Another Negotiatin' Season Commences

The IATSE (our mother international) goes into negotiations with the Alliance of Motion Picture and Television Producers at the end of each negotiation cycle. The IA and The Animation Guild negotiated their latest contracts last year. But you will be pleased to know that a whole new season is starting up once more.

The Directors Guild of America and the Alliance of Motion Picture and Television Producers have agreed to enter into formal contract negotiations on Dec. 5.

The DGA and the AMPTP also said that they have also agreed that neither organization will comment further to the press until negotiations have concluded.

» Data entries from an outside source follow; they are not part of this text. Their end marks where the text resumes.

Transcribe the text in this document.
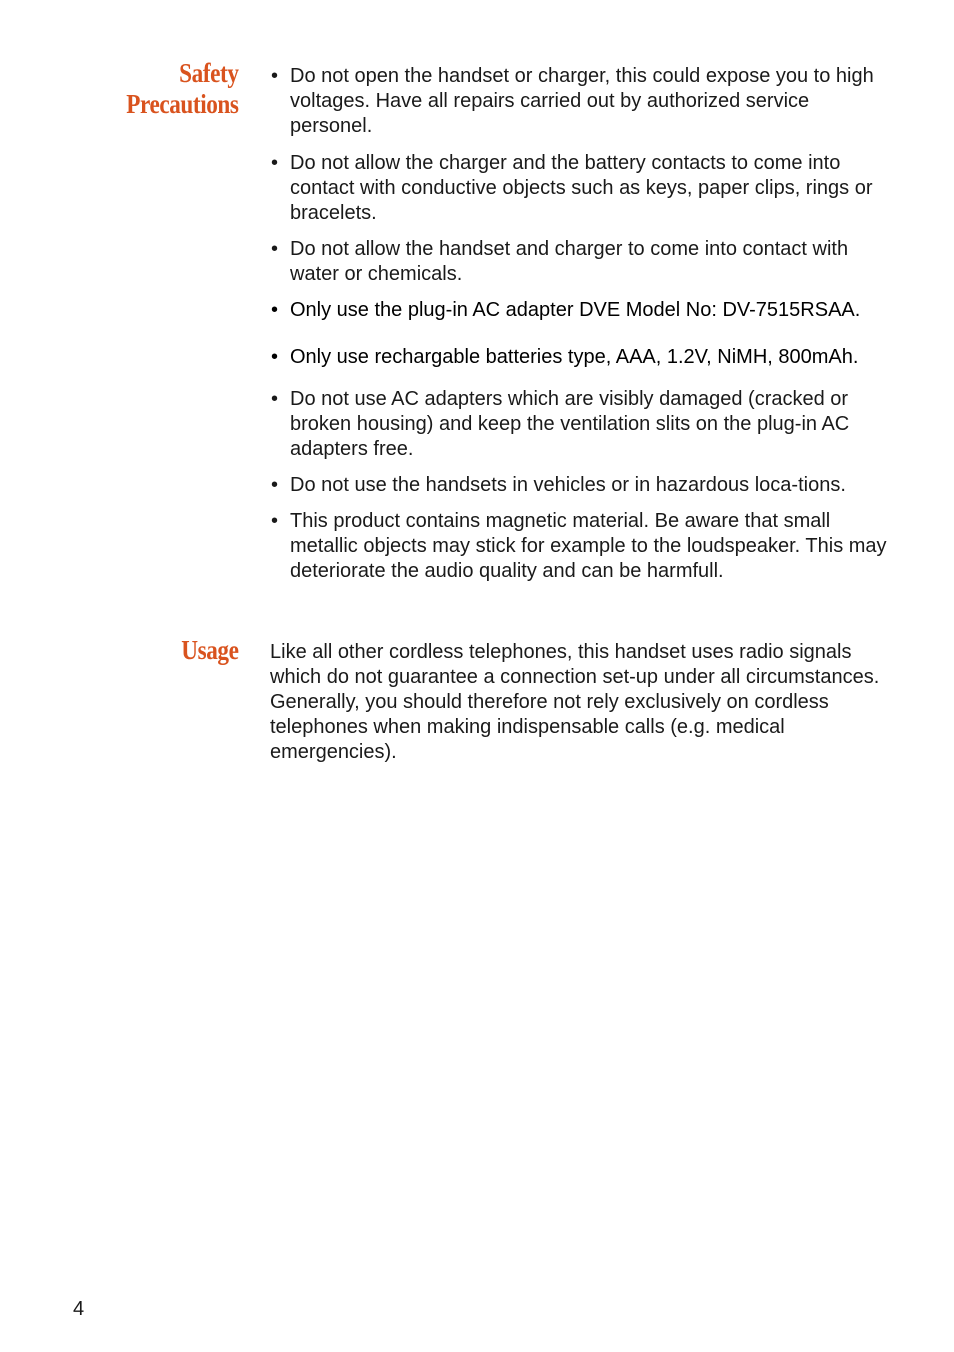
Safety
Precautions
• Do not open the handset or charger, this could expose you to high voltages. Have all repairs carried out by authorized service personel.
• Do not allow the charger and the battery contacts to come into contact with conductive objects such as keys, paper clips, rings or bracelets.
• Do not allow the handset and charger to come into contact with water or chemicals.
• Only use the plug-in AC adapter DVE Model No: DV-7515RSAA.
• Only use rechargable batteries type, AAA, 1.2V, NiMH, 800mAh.
• Do not use AC adapters which are visibly damaged (cracked or broken housing) and keep the ventilation slits on the plug-in AC adapters free.
• Do not use the handsets in vehicles or in hazardous loca-tions.
• This product contains magnetic material. Be aware that small metallic objects may stick for example to the loudspeaker. This may deteriorate the audio quality and can be harmfull.
Usage Like all other cordless telephones, this handset uses radio signals which do not guarantee a connection set-up under all circumstances. Generally, you should therefore not rely exclusively on cordless telephones when making indispensable calls (e.g. medical emergencies).

4
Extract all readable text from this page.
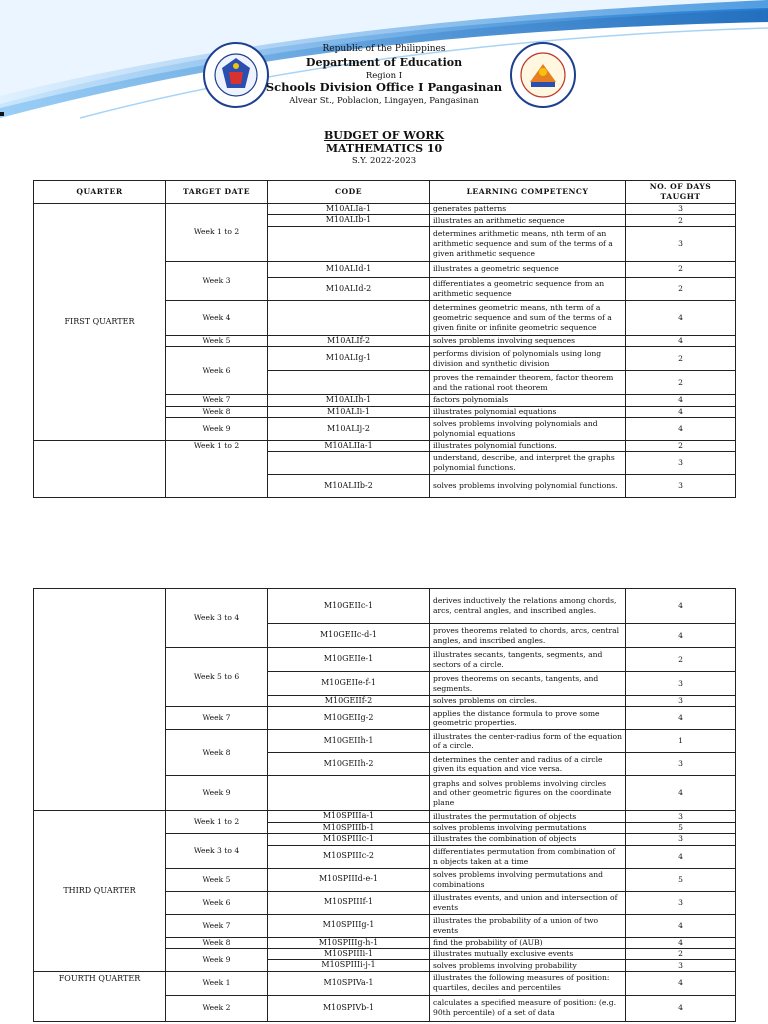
Republic of the Philippines
Department of Education
Region I
Schools Division Office I Pangasinan
Alvear St., Poblacion, Lingayen, Pangasinan
BUDGET OF WORK
MATHEMATICS 10
S.Y. 2022-2023
QUARTER	TARGET DATE	CODE	LEARNING COMPETENCY	NO. OF DAYS TAUGHT
FIRST QUARTER	Week 1 to 2	M10ALIa-1	generates patterns	3
		M10ALIb-1	illustrates an arithmetic sequence	2
			determines arithmetic means, nth term of an arithmetic sequence and sum of the terms of a given arithmetic sequence	3
	Week 3	M10ALId-1	illustrates a geometric sequence	2
		M10ALId-2	differentiates a geometric sequence from an arithmetic sequence	2
	Week 4		determines geometric means, nth term of a geometric sequence and sum of the terms of a given finite or infinite geometric sequence	4
	Week 5	M10ALIf-2	solves problems involving sequences	4
	Week 6	M10ALIg-1	performs division of polynomials using long division and synthetic division	2
			proves the remainder theorem, factor theorem and the rational root theorem	2
	Week 7	M10ALIh-1	factors polynomials	4
	Week 8	M10ALIi-1	illustrates polynomial equations	4
	Week 9	M10ALIj-2	solves problems involving polynomials and polynomial equations	4
	Week 1 to 2	M10ALIIa-1	illustrates polynomial functions.	2
			understand, describe, and interpret the graphs polynomial functions.	3
		M10ALIIb-2	solves problems involving polynomial functions.	3
	Week 3 to 4	M10GEIIc-1	derives inductively the relations among chords, arcs, central angles, and inscribed angles.	4
		M10GEIIc-d-1	proves theorems related to chords, arcs, central angles, and inscribed angles.	4
	Week 5 to 6	M10GEIIe-1	illustrates secants, tangents, segments, and sectors of a circle.	2
		M10GEIIe-f-1	proves theorems on secants, tangents, and segments.	3
		M10GEIIf-2	solves problems on circles.	3
	Week 7	M10GEIIg-2	applies the distance formula to prove some geometric properties.	4
	Week 8	M10GEIIh-1	illustrates the center-radius form of the equation of a circle.	1
		M10GEIIh-2	determines the center and radius of a circle given its equation and vice versa.	3
	Week 9		graphs and solves problems involving circles and other geometric figures on the coordinate plane	4
THIRD QUARTER	Week 1 to 2	M10SPIIIa-1	illustrates the permutation of objects	3
		M10SPIIIb-1	solves problems involving permutations	5
	Week 3 to 4	M10SPIIIc-1	illustrates the combination of objects	3
		M10SPIIIc-2	differentiates permutation from combination of n objects taken at a time	4
	Week 5	M10SPIIId-e-1	solves problems involving permutations and combinations	5
	Week 6	M10SPIIIf-1	illustrates events, and union and intersection of events	3
	Week 7	M10SPIIIg-1	illustrates the probability of a union of two events	4
	Week 8	M10SPIIIg-h-1	find the probability of (AUB)	4
	Week 9	M10SPIIIi-1	illustrates mutually exclusive events	2
		M10SPIIIi-j-1	solves problems involving probability	3
FOURTH QUARTER	Week 1	M10SPIVa-1	illustrates the following measures of position: quartiles, deciles and percentiles	4
	Week 2	M10SPIVb-1	calculates a specified measure of position: (e.g. 90th percentile) of a set of data	4
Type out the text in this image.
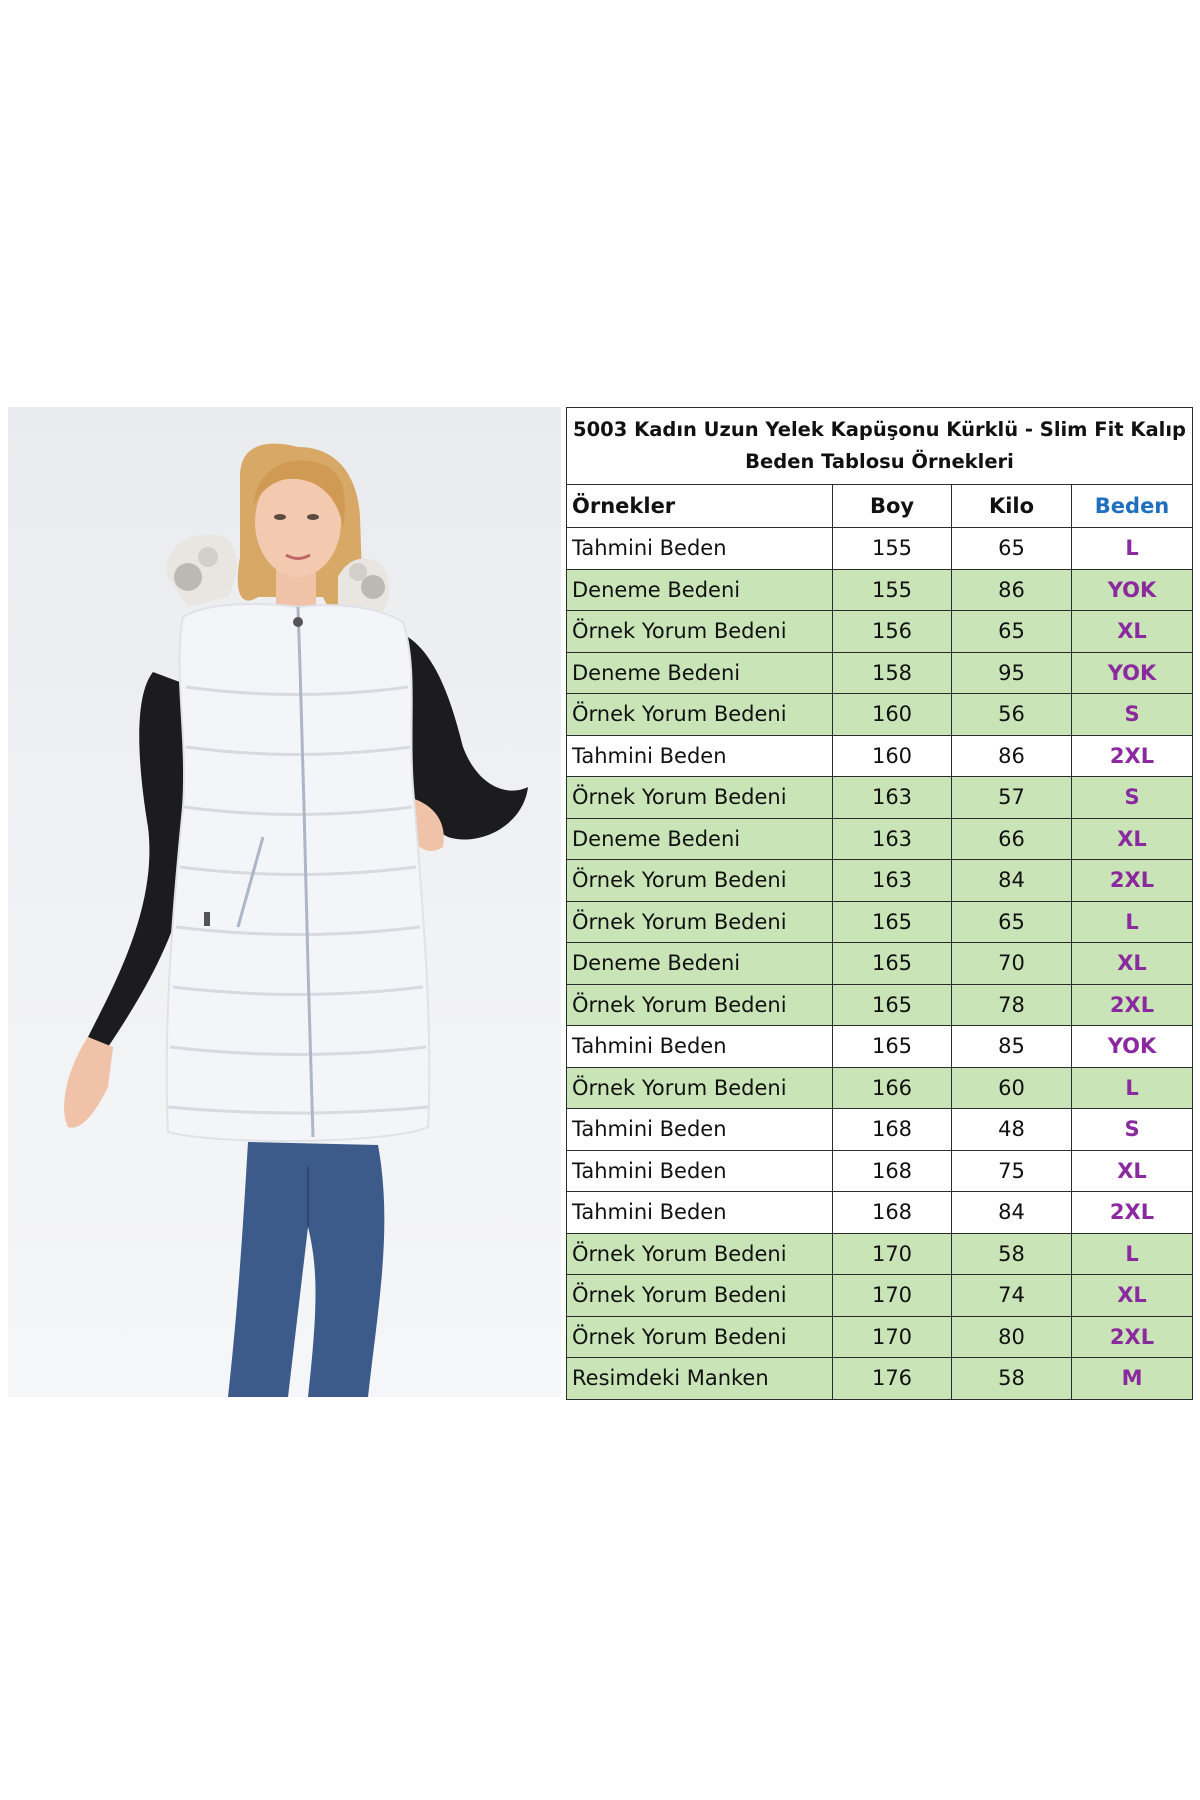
5003 Kadın Uzun Yelek Kapüşonu Kürklü - Slim Fit Kalıp
Beden Tablosu Örnekleri			

Örnekler	Boy	Kilo	Beden
Tahmini Beden	155	65	L
Deneme Bedeni	155	86	YOK
Örnek Yorum Bedeni	156	65	XL
Deneme Bedeni	158	95	YOK
Örnek Yorum Bedeni	160	56	S
Tahmini Beden	160	86	2XL
Örnek Yorum Bedeni	163	57	S
Deneme Bedeni	163	66	XL
Örnek Yorum Bedeni	163	84	2XL
Örnek Yorum Bedeni	165	65	L
Deneme Bedeni	165	70	XL
Örnek Yorum Bedeni	165	78	2XL
Tahmini Beden	165	85	YOK
Örnek Yorum Bedeni	166	60	L
Tahmini Beden	168	48	S
Tahmini Beden	168	75	XL
Tahmini Beden	168	84	2XL
Örnek Yorum Bedeni	170	58	L
Örnek Yorum Bedeni	170	74	XL
Örnek Yorum Bedeni	170	80	2XL
Resimdeki Manken	176	58	M
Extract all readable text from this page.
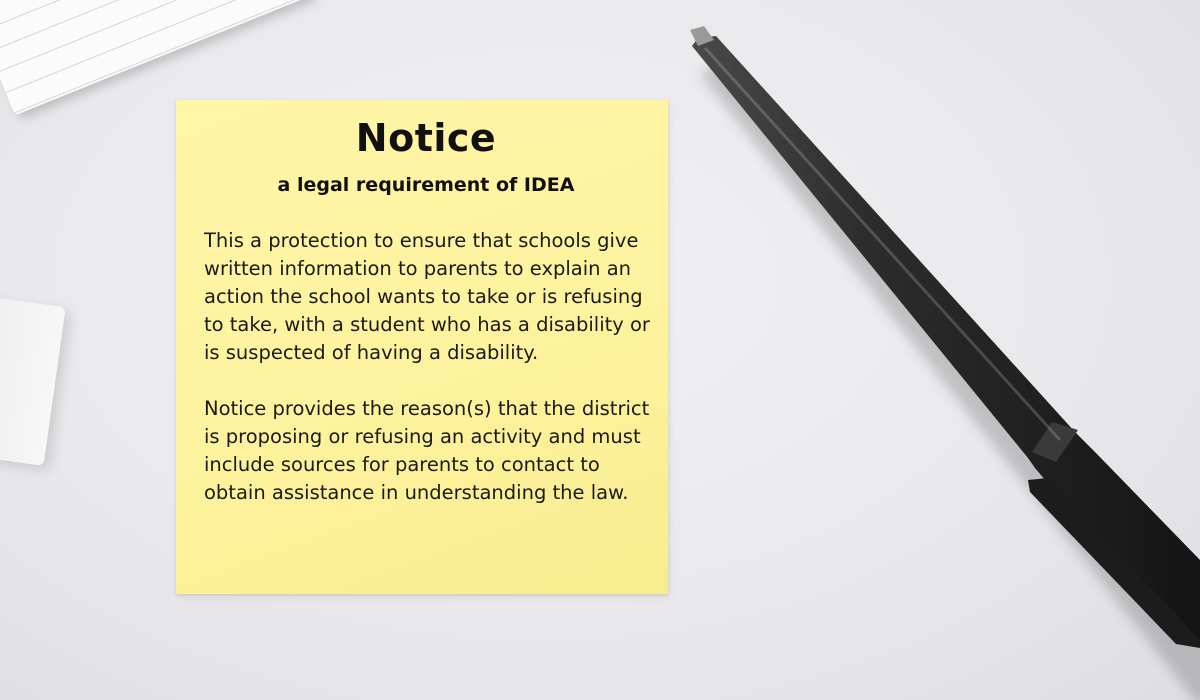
Notice
a legal requirement of IDEA

This a protection to ensure that schools give written information to parents to explain an action the school wants to take or is refusing to take, with a student who has a disability or is suspected of having a disability.

Notice provides the reason(s) that the district is proposing or refusing an activity and must include sources for parents to contact to obtain assistance in understanding the law.
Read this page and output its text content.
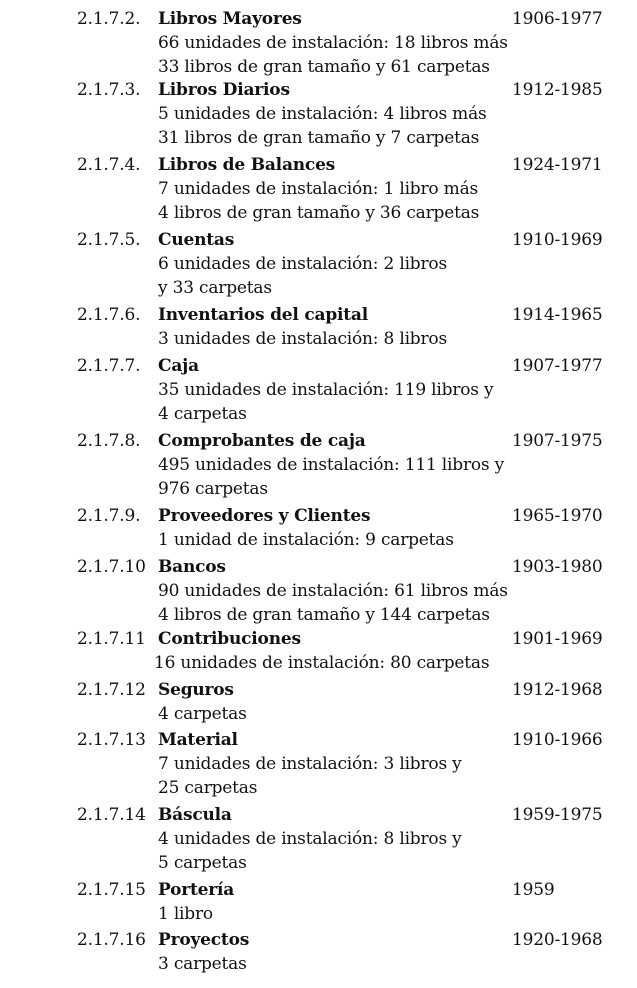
2.1.7.2. Libros Mayores	1906-1977
66 unidades de instalación: 18 libros más
33 libros de gran tamaño y 61 carpetas
2.1.7.3. Libros Diarios	1912-1985
5 unidades de instalación: 4 libros más
31 libros de gran tamaño y 7 carpetas
2.1.7.4. Libros de Balances	1924-1971
7 unidades de instalación: 1 libro más
4 libros de gran tamaño y 36 carpetas
2.1.7.5. Cuentas	1910-1969
6 unidades de instalación: 2 libros
y 33 carpetas
2.1.7.6. Inventarios del capital	1914-1965
3 unidades de instalación: 8 libros
2.1.7.7. Caja	1907-1977
35 unidades de instalación: 119 libros y
4 carpetas
2.1.7.8. Comprobantes de caja	1907-1975
495 unidades de instalación: 111 libros y
976 carpetas
2.1.7.9. Proveedores y Clientes	1965-1970
1 unidad de instalación: 9 carpetas
2.1.7.10 Bancos	1903-1980
90 unidades de instalación: 61 libros más
4 libros de gran tamaño y 144 carpetas
2.1.7.11 Contribuciones	1901-1969
16 unidades de instalación: 80 carpetas
2.1.7.12 Seguros	1912-1968
4 carpetas
2.1.7.13 Material	1910-1966
7 unidades de instalación: 3 libros y
25 carpetas
2.1.7.14 Báscula	1959-1975
4 unidades de instalación: 8 libros y
5 carpetas
2.1.7.15 Portería	1959
1 libro
2.1.7.16 Proyectos	1920-1968
3 carpetas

The DGA tapped secretary-treasurer Michael Apted and third VP Thomas Schlamme in February as co-chairs of its negotiating committee for the successor deal to its master contract. The guild’s current three-year deal with the Alliance of Motion Picture and Television Producers expires on June 30, 2017. The DGA has over 16,000 members.

Jay D. Roth, longtime national executive director of the DGA, will be the lead negotiator for the guild.

SAG-AFTRA’s current master contract with the AMPTP also expires on June 30, 2017, while the Writers Guild of America’s deal will expire on May 1, 2017. The WGA usually goes into negotiations after DGA and SAG-AFTRA have completed their deals. ...

The way industry negotiating works is, one of the above-the-line guilds (usually the DGA, but not always) is the first into the arena and arm-wrestles the conglomerates and various production companies until a deal is reached.

And that deal lays down various markers: wage increases; pension contributions; New Media provisions. Naturally enough, the details of various contracts have differences but many of the broader brush strokes are the same. This is called pattern bargaining.

Guilds and unions end up achieving similar monetary gains, though pies are carved up in differing ways. (One group might take higher pension contributions and lesser wage hikes). It all depends on where each labor organization's priorities lie.

The Directors Guild usually goes into talks with a focused set of objectives, and often gets many of them. When the DGA's contract talks are over and the agreement between the parties is announced, we'll have some idea about the bargaining template from which every other union ... WGA, SAG-AFTRA, IATSE ... will be working.

And the Animation Guild, Local 839 IATSE, will be among the last labor unions to march into the arena, sometime in the Spring of 2018.